Though I didn’t much like the style in which Mr. Richard Wrangham wrote Catching Fire, I’ll readily admit that he has presented us with several pieces of very interesting and rather compelling evidence to the effect that cooked food influenced our physiological and, subsequently, social evolution far more deeply than formerly assumed or taught in modern Darwinian doctrine. I have already posted about the issue I take with the chapters at the end of the book dealing with sexual division of labour, and I don’t want to be the overzealous feminist beating a dead horse in a room alone while everyone else is enjoying dinner, so I’m going to talk about the way Wrangham makes his transitions in this book. The first few chapters are hymns to the virtues of cooked food – namely, digestibility and increased caloric value – yet he ends by admonishing us against the very processed foods that, he has spent two hundred pages trying to convince us, allowed us to become arguably the most successful species in history. I am willing to leave Wrangham’s syntax alone, but have no qualms about taking issue with his organization, for I feel that it legitimately affects the effectiveness of what could have been a very admirable book.
Wrangham didn’t set out to write another book about the obesity epidemic, but I suppose he did have to pay it due attention if he was going to credibly discuss the phenomenon that is clearly its root. It’s awkward status as an afterthought, and the amount of new information contained within his concluding chapter, cannot quite be forgiven out of gladness that he hit these points at all. However, there is a strange sort of dichotomy in this organization, and it’s interesting that Wrangham addresses these two very different consequences of cooking and processing in the order in which they have affected human beings. Early Australopithecines certainly didn’t fret about gaining too much weight, but now we’re in the awkward situation of having unconscionably large and approximately equal numbers of people on this earth who are unhealthy because they are extremely over- or under-weight. And then, of course, there are those few mad raw-foodists who set themselves back gastronomically by millions of years without having the apelike intestines of steel to extract sufficient nutrients from what they’re eating – quantities of food that, if consumed and measured in a bomb calorimeter, would very likely be proclaimed satisfactory.

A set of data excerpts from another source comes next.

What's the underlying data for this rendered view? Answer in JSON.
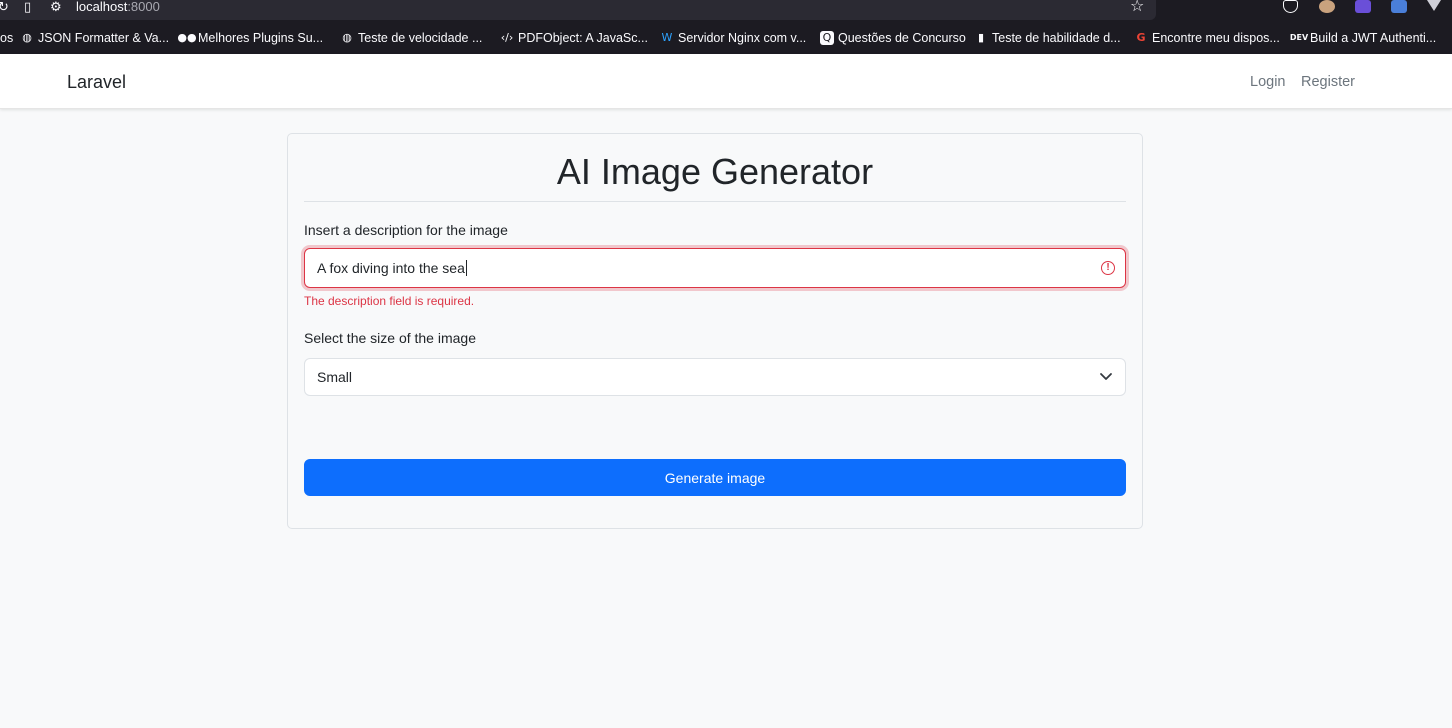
{
  "browser": {
    "url_host": "localhost",
    "url_port": ":8000",
    "bookmarks": [
      {
        "icon": "globe-icon",
        "label": "JSON Formatter & Va..."
      },
      {
        "icon": "medium-icon",
        "label": "Melhores Plugins Su..."
      },
      {
        "icon": "globe-icon",
        "label": "Teste de velocidade ..."
      },
      {
        "icon": "code-icon",
        "label": "PDFObject: A JavaSc..."
      },
      {
        "icon": "wave-icon",
        "label": "Servidor Nginx com v..."
      },
      {
        "icon": "chat-icon",
        "label": "Questões de Concurso"
      },
      {
        "icon": "bars-icon",
        "label": "Teste de habilidade d..."
      },
      {
        "icon": "google-icon",
        "label": "Encontre meu dispos..."
      },
      {
        "icon": "dev-icon",
        "label": "Build a JWT Authenti..."
      }
    ],
    "partial_bookmark": "os"
  },
  "navbar": {
    "brand": "Laravel",
    "login": "Login",
    "register": "Register"
  },
  "form": {
    "title": "AI Image Generator",
    "description_label": "Insert a description for the image",
    "description_value": "A fox diving into the sea",
    "description_error": "The description field is required.",
    "size_label": "Select the size of the image",
    "size_selected": "Small",
    "submit_label": "Generate image"
  },
  "colors": {
    "primary": "#0d6efd",
    "danger": "#dc3545",
    "background": "#f8f9fa"
  }
}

This is another thing that I find off about Catching Fire. Wrangham’s discussion of Wilbur Atwater’s development of the system we still use to count our calories is only mentioned, almost as an afterthought, in the conclusion of an argument that could have benefitted enormously, at least in clarity, from its introduction in the first few chapters. Pointing out this flaw in the way we calculate the value of what we eat is absolutely pertinent to his argument that how we eat it matters more, and explaining this at the beginning of the book might have helped to clear away a few of the misconceptions which he labours so hard to confute.